I was planning to write about the Marilee Jones scandal at MIT in an article I'm doing on credential inflation for a publication. But, then a reader of this blog at MIT asked me to post on this, now. So, here we are, deconstructing yet another chapter in the Desperate Academics follies.
The last chapter was a financial aid bigfoot at Johns Hopkins who needed a few bucks to pay for her doctorate. And so she took. This latest scandal is about Jones, the Dean of Admissions, who prettied up her resume, way back in 1979. Someone ratted her out. She's gone. But the question remains: Why?
What leads academics who seem to have it all - secure employment in a genteel environment, stimulating colleagues and enough to live on although probably in a gilded-age way - to do something that will deep-six their careers. Resentment at what businesspeople are getting in the way of salary and perks? Fear that they will be sidelined without more credentials? The fun of fooling others? The excitement of contemplating getting caught?
Perhaps it's all four. And Jones wasn't taking any chances on not being suitably credential-inflated. She only had one year of college. On her resume she created a BA, MA plus some other kind of degree from Albany Medical College.

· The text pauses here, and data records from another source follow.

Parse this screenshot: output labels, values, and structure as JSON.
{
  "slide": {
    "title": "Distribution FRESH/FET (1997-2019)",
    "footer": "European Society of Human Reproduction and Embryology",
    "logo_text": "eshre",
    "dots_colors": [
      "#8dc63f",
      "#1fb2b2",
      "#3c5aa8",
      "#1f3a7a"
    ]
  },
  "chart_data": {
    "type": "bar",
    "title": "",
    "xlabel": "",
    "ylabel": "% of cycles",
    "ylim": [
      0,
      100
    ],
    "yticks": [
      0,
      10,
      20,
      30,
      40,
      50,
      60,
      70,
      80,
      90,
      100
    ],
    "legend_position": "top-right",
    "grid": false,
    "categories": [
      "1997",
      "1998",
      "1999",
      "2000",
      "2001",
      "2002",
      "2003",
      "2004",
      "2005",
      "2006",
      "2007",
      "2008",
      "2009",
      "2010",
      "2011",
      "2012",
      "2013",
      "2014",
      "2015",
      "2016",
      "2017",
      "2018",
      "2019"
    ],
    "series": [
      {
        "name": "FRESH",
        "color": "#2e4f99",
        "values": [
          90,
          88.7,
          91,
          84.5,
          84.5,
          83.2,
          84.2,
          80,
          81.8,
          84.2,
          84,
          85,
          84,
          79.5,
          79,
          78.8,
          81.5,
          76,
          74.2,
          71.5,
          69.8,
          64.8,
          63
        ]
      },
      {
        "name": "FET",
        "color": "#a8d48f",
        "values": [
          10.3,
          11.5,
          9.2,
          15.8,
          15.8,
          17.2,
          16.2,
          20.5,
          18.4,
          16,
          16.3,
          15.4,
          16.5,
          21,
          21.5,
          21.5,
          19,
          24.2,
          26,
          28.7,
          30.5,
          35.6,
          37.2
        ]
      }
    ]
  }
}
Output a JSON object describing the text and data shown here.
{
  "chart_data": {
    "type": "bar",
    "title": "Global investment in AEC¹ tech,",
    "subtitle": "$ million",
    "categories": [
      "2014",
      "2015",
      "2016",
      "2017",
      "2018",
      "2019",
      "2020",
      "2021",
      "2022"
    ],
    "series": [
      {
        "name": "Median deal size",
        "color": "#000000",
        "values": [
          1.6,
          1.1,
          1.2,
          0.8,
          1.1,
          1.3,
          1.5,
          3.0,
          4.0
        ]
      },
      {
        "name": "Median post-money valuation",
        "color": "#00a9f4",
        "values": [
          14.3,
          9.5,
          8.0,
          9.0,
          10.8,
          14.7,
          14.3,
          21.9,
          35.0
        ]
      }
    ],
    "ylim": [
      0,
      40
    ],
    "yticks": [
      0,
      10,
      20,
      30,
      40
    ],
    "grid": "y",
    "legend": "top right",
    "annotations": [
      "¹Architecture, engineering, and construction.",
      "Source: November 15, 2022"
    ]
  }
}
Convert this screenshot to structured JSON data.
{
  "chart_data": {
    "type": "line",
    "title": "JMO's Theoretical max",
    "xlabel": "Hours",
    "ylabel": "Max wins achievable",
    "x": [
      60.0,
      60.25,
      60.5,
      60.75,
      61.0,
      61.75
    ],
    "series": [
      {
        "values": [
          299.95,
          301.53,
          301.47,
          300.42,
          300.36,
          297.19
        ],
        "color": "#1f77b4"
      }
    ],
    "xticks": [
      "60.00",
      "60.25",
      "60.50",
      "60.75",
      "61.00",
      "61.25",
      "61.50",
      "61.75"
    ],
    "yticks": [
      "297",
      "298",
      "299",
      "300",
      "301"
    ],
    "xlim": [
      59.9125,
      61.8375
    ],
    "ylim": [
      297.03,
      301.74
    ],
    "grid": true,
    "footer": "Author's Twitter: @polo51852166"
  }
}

Here and there she probably alternated between tension about discovery and utter delight that she had pulled it over on these members of what former Providence, Rhode Island mayor Buddy Cianci referred to as the "lucky sperm club." Cianci wasn't a member and that reality ate into him to the point that he self-destructed. In June he will be getting out of prison. Maybe it ate at Jones too that early in her life for whatever reason she didn't have the luxury to pile on the degrees and members of the lucky sperm club did.
So, what institution will join Johns Hopkins and MIT in the Desperate Academics follies? It has to be among the Ivys. The run of emotions which cause this sort of things is vintage Ivy drama.